Scenario Impact Mitigation
New Relic agent crashes No APM data, but app remains functional Use try-catch in middleware; log errors.
Transaction naming fails Unlabeled transactions in New Relic UI Fallback to default naming (e.g., NewRelic\Agent::getTransactionName()).
Console command instrumentation broken Missing CLI metrics Validate with artisan list --verbose.
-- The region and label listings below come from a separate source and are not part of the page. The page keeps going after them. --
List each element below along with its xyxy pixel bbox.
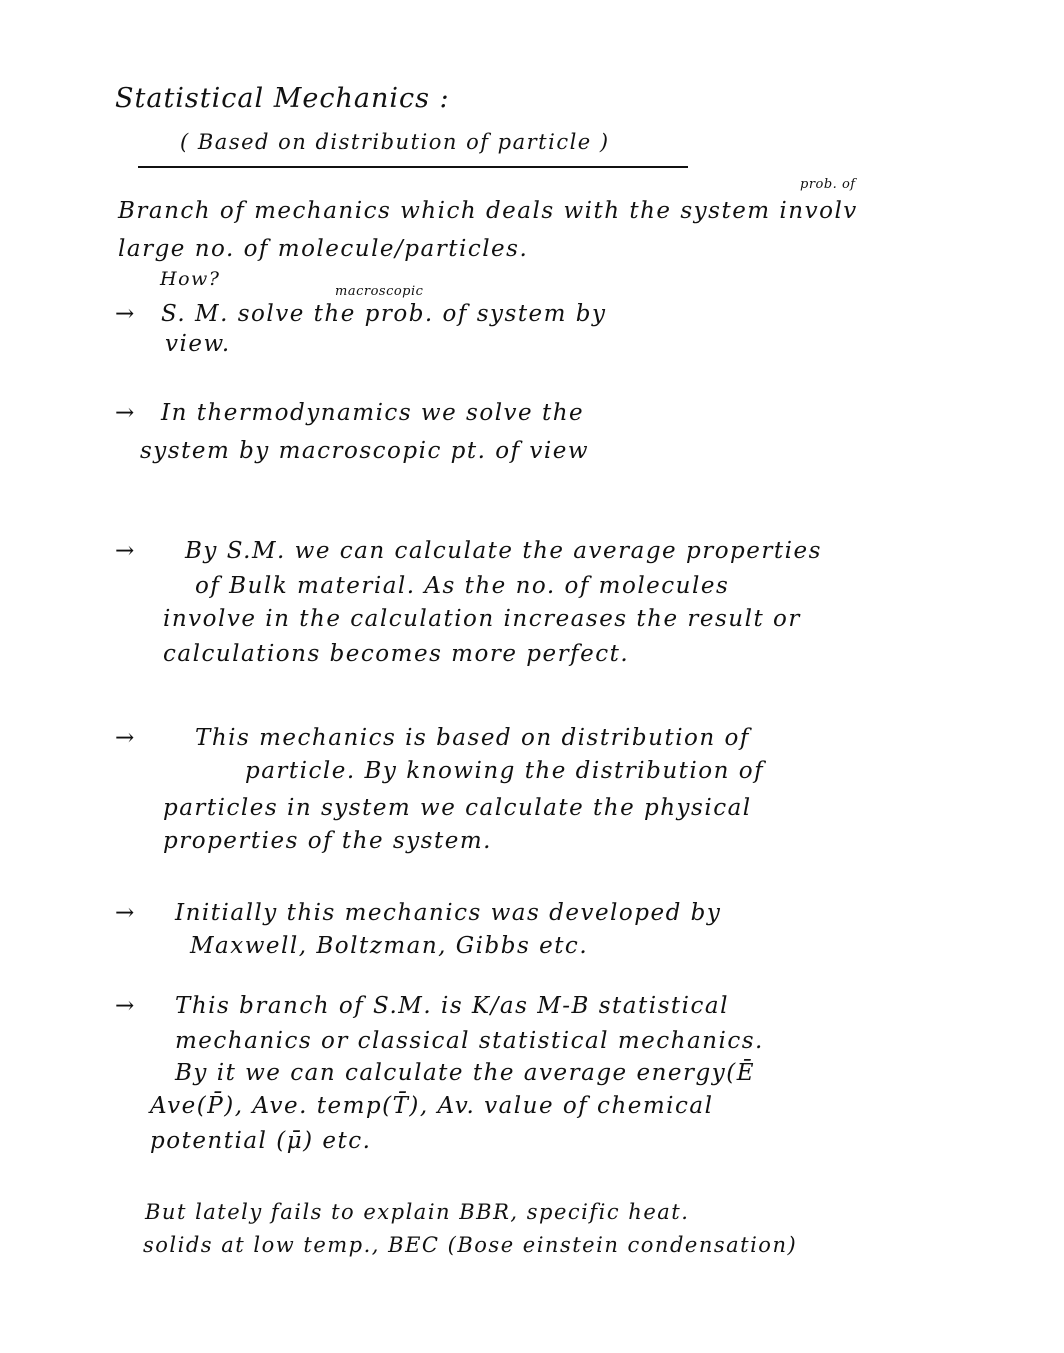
point-2-line-1: → In thermodynamics we solve the xyxy=(115,400,585,426)
point-5-line-1: → Initially this mechanics was developed by xyxy=(115,900,722,926)
arrow-icon: → xyxy=(115,900,136,926)
annotation-prob-of: prob. of xyxy=(800,177,856,192)
point-4-line-4: properties of the system. xyxy=(163,828,492,854)
arrow-icon: → xyxy=(115,538,136,564)
point-1-line-2: view. xyxy=(165,331,231,357)
intro-line-1: Branch of mechanics which deals with the system involv xyxy=(118,198,858,224)
arrow-icon: → xyxy=(115,993,136,1019)
point-6-line-5: potential (μ̄) etc. xyxy=(150,1128,372,1154)
arrow-icon: → xyxy=(115,301,136,327)
point-3-line-4: calculations becomes more perfect. xyxy=(163,641,630,667)
point-4-line-2: particle. By knowing the distribution of xyxy=(245,758,765,784)
point-5-line-2: Maxwell, Boltzman, Gibbs etc. xyxy=(190,933,589,959)
point-1-line-1: → S. M. solve the prob. of system by xyxy=(115,301,607,327)
point-3-line-2: of Bulk material. As the no. of molecules xyxy=(195,573,730,599)
page-title: Statistical Mechanics : xyxy=(115,83,450,114)
point-6-line-2: mechanics or classical statistical mechanics. xyxy=(175,1028,764,1054)
arrow-icon: → xyxy=(115,725,136,751)
subtitle-underline xyxy=(138,166,688,168)
annotation-macroscopic: macroscopic xyxy=(335,284,424,299)
point-6-line-3: By it we can calculate the average energy(Ē xyxy=(175,1060,755,1086)
point-6-line-1: → This branch of S.M. is K/as M-B statistical xyxy=(115,993,729,1019)
point-4-line-3: particles in system we calculate the physical xyxy=(163,795,752,821)
intro-line-2: large no. of molecule/particles. xyxy=(118,236,529,262)
point-4-line-1: → This mechanics is based on distribution of xyxy=(115,725,750,751)
point-3-line-1: → By S.M. we can calculate the average properties xyxy=(115,538,822,564)
point-6-line-4: Ave(P̄), Ave. temp(T̄), Av. value of chemical xyxy=(150,1093,714,1119)
how-label: How? xyxy=(160,268,221,290)
subtitle: ( Based on distribution of particle ) xyxy=(180,130,610,154)
closing-line-2: solids at low temp., BEC (Bose einstein condensation) xyxy=(143,1233,798,1257)
point-2-line-2: system by macroscopic pt. of view xyxy=(140,438,590,464)
arrow-icon: → xyxy=(115,400,136,426)
closing-line-1: But lately fails to explain BBR, specific heat. xyxy=(145,1200,690,1224)
point-3-line-3: involve in the calculation increases the result or xyxy=(163,606,801,632)
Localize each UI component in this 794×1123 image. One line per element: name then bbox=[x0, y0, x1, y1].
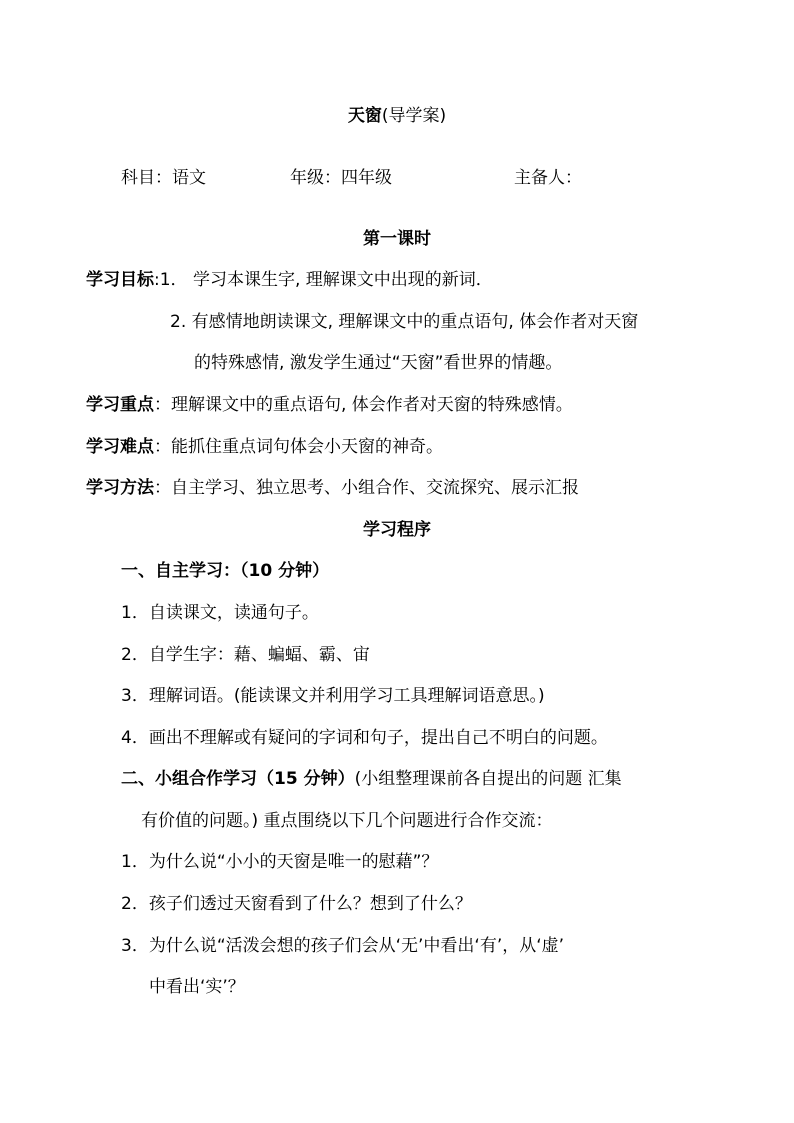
goals-line-3: 的特殊感情, 激发学生通过“天窗”看世界的情趣。 bbox=[194, 353, 563, 373]
section1-item-4: 4．画出不理解或有疑问的字词和句子，提出自己不明白的问题。 bbox=[121, 728, 608, 748]
key-text: ：理解课文中的重点语句, 体会作者对天窗的特殊感情。 bbox=[154, 395, 573, 415]
lesson-heading: 第一课时 bbox=[363, 229, 431, 249]
meta-subject: 科目：语文 bbox=[121, 168, 206, 188]
section1-heading: 一、自主学习：（10 分钟） bbox=[121, 561, 330, 581]
goals-line-2: 2. 有感情地朗读课文, 理解课文中的重点语句, 体会作者对天窗 bbox=[170, 312, 639, 332]
section2-line-2: 有价值的问题。) 重点围绕以下几个问题进行合作交流： bbox=[141, 811, 553, 831]
section1-item-1: 1．自读课文，读通句子。 bbox=[121, 603, 319, 623]
section2-item-3-cont: 中看出‘实’？ bbox=[149, 977, 245, 997]
key-label: 学习重点 bbox=[86, 395, 154, 415]
title-suffix: (导学案) bbox=[381, 106, 447, 126]
difficulty-label: 学习难点 bbox=[86, 437, 154, 457]
title-main: 天窗 bbox=[347, 106, 382, 126]
key-points bbox=[86, 394, 573, 416]
section2-text: (小组整理课前各自提出的问题 汇集 bbox=[354, 769, 622, 789]
method bbox=[86, 477, 579, 499]
goals-label: 学习目标 bbox=[86, 270, 154, 290]
section2-item-1: 1．为什么说“小小的天窗是唯一的慰藉”？ bbox=[121, 852, 439, 872]
section2-item-3: 3．为什么说“活泼会想的孩子们会从‘无’中看出‘有’，从‘虚’ bbox=[121, 936, 565, 956]
section1-item-2: 2．自学生字：藉、蝙蝠、霸、宙 bbox=[121, 645, 370, 665]
section2-line-1 bbox=[121, 768, 622, 790]
method-text: ：自主学习、独立思考、小组合作、交流探究、展示汇报 bbox=[154, 478, 579, 498]
procedure-heading: 学习程序 bbox=[363, 520, 431, 540]
section1-item-3: 3．理解词语。(能读课文并利用学习工具理解词语意思。) bbox=[121, 686, 545, 706]
goals-text-1: :1． 学习本课生字, 理解课文中出现的新词． bbox=[154, 270, 493, 290]
section2-heading: 二、小组合作学习（15 分钟） bbox=[121, 769, 355, 789]
difficulty-text: ：能抓住重点词句体会小天窗的神奇。 bbox=[154, 437, 443, 457]
section2-item-2: 2．孩子们透过天窗看到了什么？想到了什么？ bbox=[121, 894, 472, 914]
meta-preparer: 主备人： bbox=[514, 168, 582, 188]
meta-grade: 年级：四年级 bbox=[290, 168, 392, 188]
difficulty-points bbox=[86, 436, 443, 458]
method-label: 学习方法 bbox=[86, 478, 154, 498]
goals-line-1 bbox=[86, 269, 493, 291]
document-title bbox=[0, 105, 794, 127]
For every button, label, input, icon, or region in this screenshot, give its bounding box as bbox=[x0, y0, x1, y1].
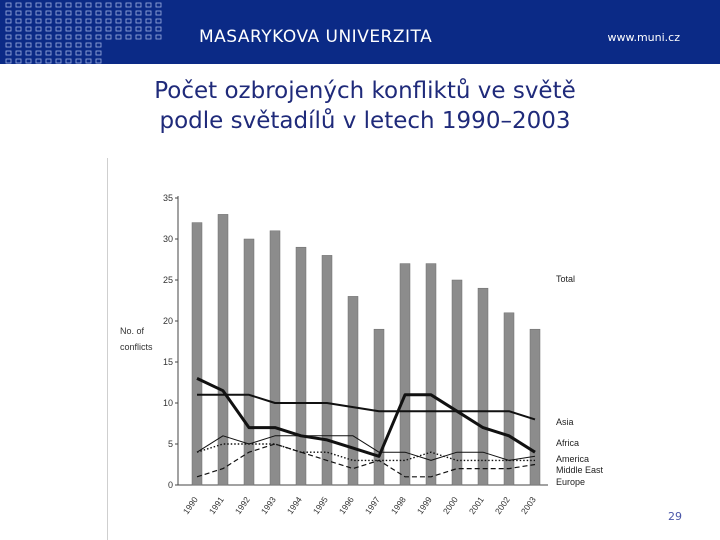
logo-dot bbox=[76, 51, 81, 55]
logo-dot bbox=[6, 35, 11, 39]
logo-dot bbox=[146, 27, 151, 31]
y-tick-label: 35 bbox=[162, 193, 173, 203]
logo-dot bbox=[46, 11, 51, 15]
logo-dot bbox=[136, 19, 141, 23]
logo-dot bbox=[156, 19, 161, 23]
logo-dot bbox=[136, 11, 141, 15]
x-tick-label: 1999 bbox=[414, 494, 434, 517]
bar-total bbox=[452, 280, 462, 485]
logo-dot bbox=[6, 43, 11, 47]
logo-dot bbox=[126, 3, 131, 7]
bar-total bbox=[244, 239, 254, 485]
logo-dot bbox=[116, 11, 121, 15]
x-tick-label: 1994 bbox=[284, 494, 304, 517]
slide-title-line-2: podle světadílů v letech 1990–2003 bbox=[159, 108, 571, 134]
x-tick-label: 1998 bbox=[388, 494, 408, 517]
logo-dot bbox=[56, 3, 61, 7]
x-tick-label: 1992 bbox=[232, 494, 252, 517]
logo-dot bbox=[96, 11, 101, 15]
logo-dot bbox=[36, 35, 41, 39]
logo-dot bbox=[96, 59, 101, 63]
y-tick-label: 15 bbox=[162, 357, 173, 367]
bar-total bbox=[192, 223, 202, 485]
x-tick-label: 1993 bbox=[258, 494, 278, 517]
logo-dot bbox=[96, 3, 101, 7]
bar-total bbox=[296, 247, 306, 485]
logo-dot bbox=[76, 3, 81, 7]
logo-dot bbox=[146, 35, 151, 39]
logo-dot bbox=[36, 19, 41, 23]
page-number: 29 bbox=[668, 510, 682, 523]
logo-dot bbox=[46, 27, 51, 31]
y-axis-label: conflicts bbox=[120, 342, 153, 352]
logo-dot bbox=[116, 3, 121, 7]
logo-dot bbox=[16, 43, 21, 47]
slide-title-line-1: Počet ozbrojených konfliktů ve světě bbox=[154, 78, 576, 104]
logo-dot bbox=[66, 43, 71, 47]
bar-total bbox=[218, 214, 228, 485]
logo-dot bbox=[16, 3, 21, 7]
logo-dot bbox=[66, 27, 71, 31]
bar-total bbox=[270, 231, 280, 485]
logo-dot bbox=[66, 19, 71, 23]
conflicts-chart bbox=[108, 158, 626, 540]
logo-dot bbox=[6, 51, 11, 55]
logo-dot bbox=[76, 59, 81, 63]
logo-dot bbox=[16, 19, 21, 23]
logo-dot bbox=[96, 51, 101, 55]
logo-dot bbox=[46, 35, 51, 39]
logo-dot bbox=[56, 35, 61, 39]
logo-dot bbox=[6, 59, 11, 63]
logo-dot bbox=[16, 51, 21, 55]
logo-dot bbox=[156, 35, 161, 39]
logo-dot bbox=[106, 27, 111, 31]
logo-dot bbox=[86, 51, 91, 55]
logo-dot bbox=[6, 11, 11, 15]
logo-dot bbox=[86, 3, 91, 7]
logo-dot bbox=[36, 43, 41, 47]
logo-dot bbox=[116, 19, 121, 23]
logo-dot bbox=[146, 3, 151, 7]
logo-dot bbox=[16, 27, 21, 31]
bar-total bbox=[348, 296, 358, 485]
logo-dot bbox=[26, 11, 31, 15]
logo-dot bbox=[86, 19, 91, 23]
logo-dot bbox=[86, 35, 91, 39]
logo-dot bbox=[36, 27, 41, 31]
logo-dot bbox=[86, 59, 91, 63]
x-tick-label: 2001 bbox=[466, 494, 486, 517]
logo-dot bbox=[56, 43, 61, 47]
y-tick-label: 20 bbox=[162, 316, 173, 326]
logo-dot bbox=[86, 11, 91, 15]
logo-dot bbox=[46, 51, 51, 55]
logo-dot bbox=[106, 19, 111, 23]
logo-dot bbox=[26, 43, 31, 47]
logo-dot bbox=[26, 59, 31, 63]
logo-dot-grid bbox=[0, 0, 175, 64]
logo-dot bbox=[66, 51, 71, 55]
series-label-europe: Europe bbox=[556, 477, 586, 487]
logo-dot bbox=[116, 35, 121, 39]
logo-dot bbox=[76, 19, 81, 23]
logo-dot bbox=[46, 3, 51, 7]
x-tick-label: 1996 bbox=[336, 494, 356, 517]
x-tick-label: 1991 bbox=[206, 494, 226, 517]
logo-dot bbox=[126, 11, 131, 15]
series-label-africa: Africa bbox=[556, 438, 580, 448]
bar-total bbox=[478, 288, 488, 485]
slide-title bbox=[0, 76, 720, 136]
website-url[interactable]: www.muni.cz bbox=[607, 31, 680, 44]
logo-dot bbox=[96, 35, 101, 39]
logo-dot bbox=[106, 3, 111, 7]
logo-dot bbox=[96, 19, 101, 23]
y-tick-label: 30 bbox=[162, 234, 173, 244]
y-tick-label: 10 bbox=[162, 398, 173, 408]
bar-total bbox=[374, 329, 384, 485]
logo-dot bbox=[76, 11, 81, 15]
y-tick-label: 25 bbox=[162, 275, 173, 285]
logo-dot bbox=[66, 35, 71, 39]
logo-dot bbox=[86, 27, 91, 31]
logo-dot bbox=[146, 11, 151, 15]
header-bar bbox=[0, 0, 720, 64]
x-tick-label: 2003 bbox=[518, 494, 538, 517]
logo-dot bbox=[66, 59, 71, 63]
logo-dot bbox=[66, 11, 71, 15]
logo-dot bbox=[26, 35, 31, 39]
logo-dot bbox=[76, 43, 81, 47]
logo-dot bbox=[6, 19, 11, 23]
logo-dot bbox=[96, 27, 101, 31]
logo-dot bbox=[156, 27, 161, 31]
logo-dot bbox=[76, 35, 81, 39]
logo-dot bbox=[46, 59, 51, 63]
logo-dot bbox=[56, 59, 61, 63]
logo-dot bbox=[26, 51, 31, 55]
logo-dot bbox=[86, 43, 91, 47]
chart-panel bbox=[107, 158, 626, 540]
series-label-america: America bbox=[556, 454, 590, 464]
bar-total bbox=[530, 329, 540, 485]
logo-dot bbox=[116, 27, 121, 31]
logo-dot bbox=[6, 27, 11, 31]
logo-dot bbox=[106, 11, 111, 15]
logo-dot bbox=[36, 59, 41, 63]
logo-dot bbox=[156, 11, 161, 15]
logo-dot bbox=[16, 35, 21, 39]
logo-dot bbox=[36, 3, 41, 7]
y-axis-label: No. of bbox=[120, 326, 145, 336]
logo-dot bbox=[76, 27, 81, 31]
series-label-asia: Asia bbox=[556, 417, 574, 427]
bar-total bbox=[322, 255, 332, 485]
logo-dot bbox=[96, 43, 101, 47]
logo-dot bbox=[46, 43, 51, 47]
y-tick-label: 0 bbox=[167, 480, 173, 490]
logo-dot bbox=[46, 19, 51, 23]
logo-dot bbox=[36, 11, 41, 15]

Configuration errors (e.g., invalid license key) Agent disabled; no data collected Validate .env on deploy with php artisan config:clear.

Ramp-Up

  • Onboarding:
    • Developers: 2–4 hours to implement middleware and test transaction naming.
    • DevOps: 1 hour to configure .env and monitor agent logs.
  • Documentation:
    • Create a docs/NEW_RELIC.md in the Laravel repo with:
      • Installation steps.
      • Middleware configuration examples.
      • Troubleshooting (e.g., "Why are my transactions unnamed?").
  • Training:
    • Highlight differences from Symfony (e.g., "Use route()->getName() instead of request->attributes->get('_route')").
    • Demo New Relic UI for Laravel-specific features (e.g., console command traces).
  • Tools:
    • Integrate with Laravel Telescope for local debugging.
    • Use laravel-newrelic package (if available) as a reference.